YABANCILAR HEMEN ANLADI
İspanyol ve İtalyan alıcıların aradaki farkı anlamasının ardından ibrenin yeniden Aydın ve Edremit Körfezi bölgesine döndüğünü dile getiren Çetin, "Tariş ne zamana kadar tek alıcı oldu; zeytinyağında dökme ihracatı başlayana kadar. İspanyol ve İtalyan alıcıların gemileri İzmir limanına gelip, daha önce beğendikleri ve aldıkları yağları talep ettiler. Edremit Körfez Bölgesi zeytinyağı istediler. Güney bölgelerinden gelen Edremit tipi zeytinyağlarını hemen anladılar. Bizim tüketici yıllarca oranın buranın yağını 'Körfez yağı' diye kullandı, karışık yağları yemeye alıştığı için bunun farkına varamadı. Ama yabancılar anladı" dedi. "Bazı firmalar sızmayı, sızma deyip geçiyor" diyen Çetin, şöyle konuştu:
TÜKETİCİYE SAYGISIZLIK
"Ama biz 'Kuzey Ege', 'Güney Ege' sızması olarak ayırıyoruz. Bunlarında ayrılması lazım ama karışım olarak tüketiciye sunuluyor.

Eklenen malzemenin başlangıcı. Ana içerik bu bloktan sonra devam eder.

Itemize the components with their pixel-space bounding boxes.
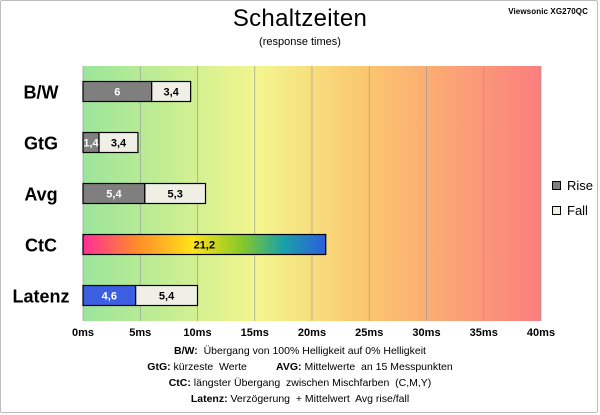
note-line-ctc: CtC: längster Übergang zwischen Mischfar… [0,375,600,391]
bar-value-label: 3,4 [164,87,180,99]
x-tick-label: 40ms [527,327,555,339]
category-label: CtC [25,236,57,256]
bar-value-label: 3,4 [111,138,127,150]
bar-fall [144,182,207,205]
legend-item-rise: Rise [552,177,594,193]
bar-value-label: 21,2 [194,240,215,252]
note-key: AVG: [276,361,302,373]
note-line-bw: B/W: Übergang von 100% Helligkeit auf 0%… [0,343,600,359]
bar-value-label: 6 [114,87,120,99]
notes-footer: B/W: Übergang von 100% Helligkeit auf 0%… [0,343,600,407]
bar-fall [98,131,139,154]
note-text: Übergang von 100% Helligkeit auf 0% Hell… [197,345,426,357]
legend-item-fall: Fall [552,202,593,218]
page-title: Schaltzeiten [232,5,368,32]
x-tick-label: 10ms [183,327,211,339]
x-tick-label: 0ms [72,327,94,339]
bar-value-label: 1,4 [83,138,99,150]
note-key: Latenz: [190,393,228,405]
note-line-latenz: Latenz: Verzögerung + Mittelwert Avg ris… [0,391,600,407]
x-tick-label: 30ms [412,327,440,339]
legend-swatch-rise [552,180,561,190]
x-tick-labels: 0ms 5ms 10ms 15ms 20ms 25ms 30ms 35ms 40ms [72,327,555,339]
bar-fall [151,80,192,103]
category-label: GtG [24,134,58,154]
note-key: B/W: [174,345,198,357]
x-tick-label: 5ms [129,327,151,339]
bars: 6 3,4 1,4 3,4 5,4 5,3 21,2 4,6 5,4 [82,80,327,307]
legend-label-rise: Rise [567,177,594,193]
note-line-gtg: GtG: kürzeste Werte AVG: Mittelwerte an … [0,359,600,375]
note-text: Mittelwerte an 15 Messpunkten [301,361,453,373]
note-text: längster Übergang zwischen Mischfarben (… [190,377,432,389]
page-subtitle: (response times) [259,36,341,48]
bar-rise [82,233,327,256]
bar-value-label: 5,4 [159,291,175,303]
note-text: kürzeste Werte [170,361,277,373]
bar-value-label: 4,6 [102,291,117,303]
x-tick-label: 25ms [355,327,383,339]
grid-lines [82,66,542,321]
note-text: Verzögerung + Mittelwert Avg rise/fall [227,393,410,405]
legend: Rise Fall [552,178,593,228]
bar-value-label: 5,4 [106,189,122,201]
bar-value-label: 5,3 [168,189,183,201]
brand-label: Viewsonic XG270QC [508,7,588,16]
category-label: Avg [24,185,57,205]
category-label: Latenz [12,287,69,307]
legend-swatch-fall [552,205,561,215]
note-key: CtC: [168,377,191,389]
note-key: GtG: [147,361,171,373]
x-tick-label: 20ms [298,327,326,339]
category-label: B/W [24,83,59,103]
category-labels: B/W GtG Avg CtC Latenz [12,83,69,307]
x-tick-label: 35ms [470,327,498,339]
x-tick-label: 15ms [241,327,269,339]
legend-label-fall: Fall [567,202,588,218]
bar-fall [135,284,199,307]
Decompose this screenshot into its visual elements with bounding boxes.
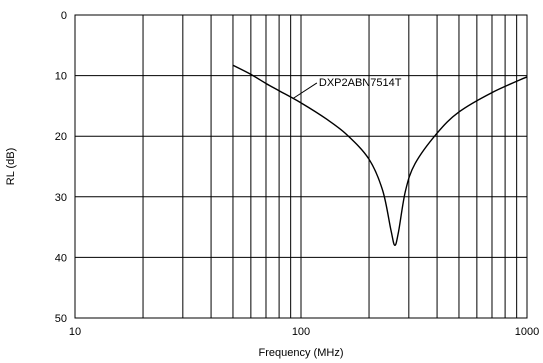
x-tick-label: 100 <box>292 326 310 338</box>
y-axis-label: RL (dB) <box>5 148 17 186</box>
grid <box>75 15 527 318</box>
x-tick-labels: 10 100 1000 <box>69 326 539 338</box>
x-axis-label: Frequency (MHz) <box>259 347 344 359</box>
y-tick-label: 20 <box>55 131 67 143</box>
y-tick-label: 50 <box>55 313 67 325</box>
plot-frame <box>74 14 528 319</box>
series-line <box>232 64 528 246</box>
series-annotation-label: DXP2ABN7514T <box>319 77 402 89</box>
y-tick-label: 30 <box>55 192 67 204</box>
x-tick-label: 10 <box>69 326 81 338</box>
y-tick-label: 10 <box>55 71 67 83</box>
y-tick-label: 40 <box>55 252 67 264</box>
y-tick-labels: 0 10 20 30 40 50 <box>55 10 67 325</box>
annotation-leader-line <box>292 82 318 100</box>
x-tick-label: 1000 <box>515 326 539 338</box>
annotations-layer: DXP2ABN7514T <box>292 77 402 100</box>
y-tick-label: 0 <box>61 10 67 22</box>
series-layer <box>232 64 528 246</box>
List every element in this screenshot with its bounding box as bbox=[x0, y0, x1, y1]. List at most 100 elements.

Hem üreticinin ürününe hem de tüketiciye saygısızlık oluyor. Bunun için bölgesel farklılıklara tüketicinin farkını çekmek istedik. Ve bir reklam kampanyası başlattık. Ve gücümüz yettiğince yapacağız. Öküzgözü diye şarap içiyorsun ama o öküzgözü Elazığ yöresinin değil. Zeytinyağı karakter kazanıyor. Bütün yağlar karakterlidir ama karakterini saklarsan, memleketini saklarsan karakterden çıkıyor iş. Memleketini, menşeini, çıkış noktasını şişenin üstüne yazarak, karakterini belirtiyoruz."